Die Apposition Kyrenaios weist darauf hin, dass er zu Jesus als dem Kyrios gehört, und das Bild des Ackers deutet an, dass er in Gottes Ackerfeld gepflanzt, gesät oder geerntet hat, dass er also missionarisch tätig war (vgl. 1 Kor 3,9). Zum Begriff des Ackers folgt ein separater Beitrag.
Bemerkenswert daran ist, dass selbst dieser Simon nicht von sich aus bereit ist, sein Kreuz aufzuheben; vielmehr muss er von den handelnden Akteuren, den Soldaten, eigens dazu gezwungen werden. Was das für ihn oder für Jesus bedeutet, wird nicht erwähnt. Offen bleibt auch, wie weit er ihrem Zwang nachkommt.
Stattdessen fügt Mk noch die rätselhafte Angabe hinzu, dass er der Vater Alexanders und Rufus‘ sei, eine den Kontext störende Notiz, in der man üblicherweise eine historische Reminiszenz sehen wollte. Dafür gibt es freilich keinerlei Anhaltspunkte.

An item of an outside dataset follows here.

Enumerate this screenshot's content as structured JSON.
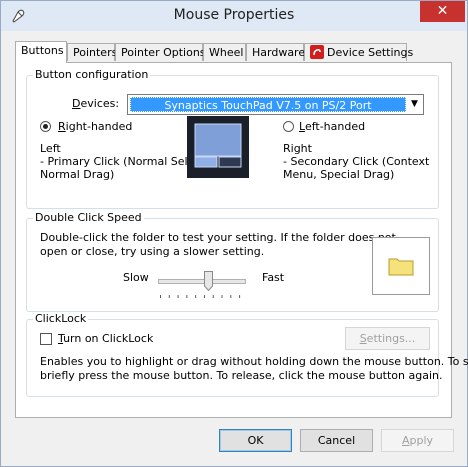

Denn auch diese Angabe der Vaterschaft ist allegorischer Natur. Der dritte Simon ist als Vater zweier ungleicher Söhne ein Vater zweier völkerchristlicher Ethnien, der griechischen (Alexander) und der römischen (Rufus). Ob der Name Rufus (rothaarig) auch auf Esau anspielt (vgl. Gen 25,25), sei hier dahin gestellt, ebenso der Zusammenhang mit der Grußliste im Römerbrief des Paulus (Röm 16,13).
Jedenfalls kann dieser dritte Simon damit als ein Völker-Missionar gesehen werden – in Kontrast zum eigenwillig unter den Völkern missionierenden und nicht dazu entsandten Petros. Die Frage wäre dann nur noch, wessen Kreuz er aufhebt, sein eigenes oder das von Jesus. Sprachlich wäre beides möglich; die Tradition geht davon aus, dass er das Kreuz Jesu getragen hat.
Genau das ist es auch, was er in der Mission zu tun hat: Das Kreuz Jesu aufzuheben und es zu den Völkern zu tragen. Somit kann dieser Simon als Prototyp einer judäochristlichen Mission gelten, die erst noch von den Römern gezwungen werden muss, den Völkern das Kreuz Jesu zu verkündigen, nicht aber den ins Grab führenden Christus-Titel des Petros.